The 2.4 saloon of 1955 – retrospectively known as the Mark 1 – had been a major step for Jaguar, marking as it did the change from a coachbuilt chassis to one of unitary construction. It was a necessary move, however, Jaguar being aware there was a strong market for a more compact saloon than the big Mk IX. Powered by a 2,482cc version of the superb twin cam straight six XK engine, the 2.4 offered luxury, performance and value for money. Using coil spring/wishbone front and semi-elliptic spring rear suspension, it possessed fine road manners and proved a great success, both on and off the track, particularly when it became available with the 3.4 litre engine in February 1957.
It was in October 1959 that the Mk II version appeared, making a good car even better. Similar in appearance but with a much larger glass area, it boasted a wider rear track to improve roadholding together with minor front suspension changes to reduce body roll and all round disc rather than drum brakes. Engine options included the 120bhp 2.4 litre, the 210bhp 3.4 litre and, for the first time the 220bhp 3,781cc unit of the Mk IX.

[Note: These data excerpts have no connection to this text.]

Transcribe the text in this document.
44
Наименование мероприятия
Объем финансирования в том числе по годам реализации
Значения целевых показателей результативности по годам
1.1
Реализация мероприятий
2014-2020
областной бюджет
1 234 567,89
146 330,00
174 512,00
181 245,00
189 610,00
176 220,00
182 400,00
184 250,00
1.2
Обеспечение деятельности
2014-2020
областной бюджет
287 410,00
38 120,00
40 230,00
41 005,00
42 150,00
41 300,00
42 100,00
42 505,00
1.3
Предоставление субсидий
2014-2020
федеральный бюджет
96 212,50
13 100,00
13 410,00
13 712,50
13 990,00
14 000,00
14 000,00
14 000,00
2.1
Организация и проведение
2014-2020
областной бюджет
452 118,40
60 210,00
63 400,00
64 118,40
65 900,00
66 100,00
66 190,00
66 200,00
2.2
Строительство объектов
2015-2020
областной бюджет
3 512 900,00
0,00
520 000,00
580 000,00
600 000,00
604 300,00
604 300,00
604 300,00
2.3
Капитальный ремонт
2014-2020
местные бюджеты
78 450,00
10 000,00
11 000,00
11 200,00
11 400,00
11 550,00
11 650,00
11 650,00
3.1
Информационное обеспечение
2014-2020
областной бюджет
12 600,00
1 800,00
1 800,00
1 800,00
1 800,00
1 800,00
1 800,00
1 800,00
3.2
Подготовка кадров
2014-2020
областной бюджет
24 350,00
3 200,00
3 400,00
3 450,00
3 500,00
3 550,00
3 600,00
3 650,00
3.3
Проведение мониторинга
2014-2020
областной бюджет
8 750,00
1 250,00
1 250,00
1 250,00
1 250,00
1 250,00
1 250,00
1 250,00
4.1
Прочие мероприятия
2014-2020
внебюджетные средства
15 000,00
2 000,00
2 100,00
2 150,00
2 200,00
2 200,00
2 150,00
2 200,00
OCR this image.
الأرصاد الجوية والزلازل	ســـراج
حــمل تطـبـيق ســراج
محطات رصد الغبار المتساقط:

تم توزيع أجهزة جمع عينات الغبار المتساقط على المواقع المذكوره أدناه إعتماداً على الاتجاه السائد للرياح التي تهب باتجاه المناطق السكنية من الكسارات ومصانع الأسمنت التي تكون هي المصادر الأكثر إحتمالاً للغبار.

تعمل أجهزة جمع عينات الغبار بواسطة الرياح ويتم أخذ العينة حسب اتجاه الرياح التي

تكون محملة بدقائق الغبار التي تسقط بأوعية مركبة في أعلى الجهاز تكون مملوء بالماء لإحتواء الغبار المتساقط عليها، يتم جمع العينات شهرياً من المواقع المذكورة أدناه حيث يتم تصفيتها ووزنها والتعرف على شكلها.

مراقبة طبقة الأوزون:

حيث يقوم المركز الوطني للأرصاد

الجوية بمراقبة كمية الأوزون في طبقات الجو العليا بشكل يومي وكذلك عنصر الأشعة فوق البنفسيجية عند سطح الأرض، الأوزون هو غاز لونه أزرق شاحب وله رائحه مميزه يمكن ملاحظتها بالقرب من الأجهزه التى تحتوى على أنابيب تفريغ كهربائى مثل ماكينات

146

This fine example was delivered new in left hand drive form to Holland in 1961 with the desirable 3.8 litre engine, which it still retains. It also retains its original Dutch registration – FD 14 58 – so is truly “matching numbers” in every sense of the term. Fitted with the silky smooth automatic transmission and finished in dark green, the car is described by the vendor as being in very good, usable condition and importantly retains its original and delightfully patinated beige leather interior and walnut dash.
Sitting on chrome wire wheels, it is indeed an elegant example of this eminently usable yet highly collectable classic Jaguar design.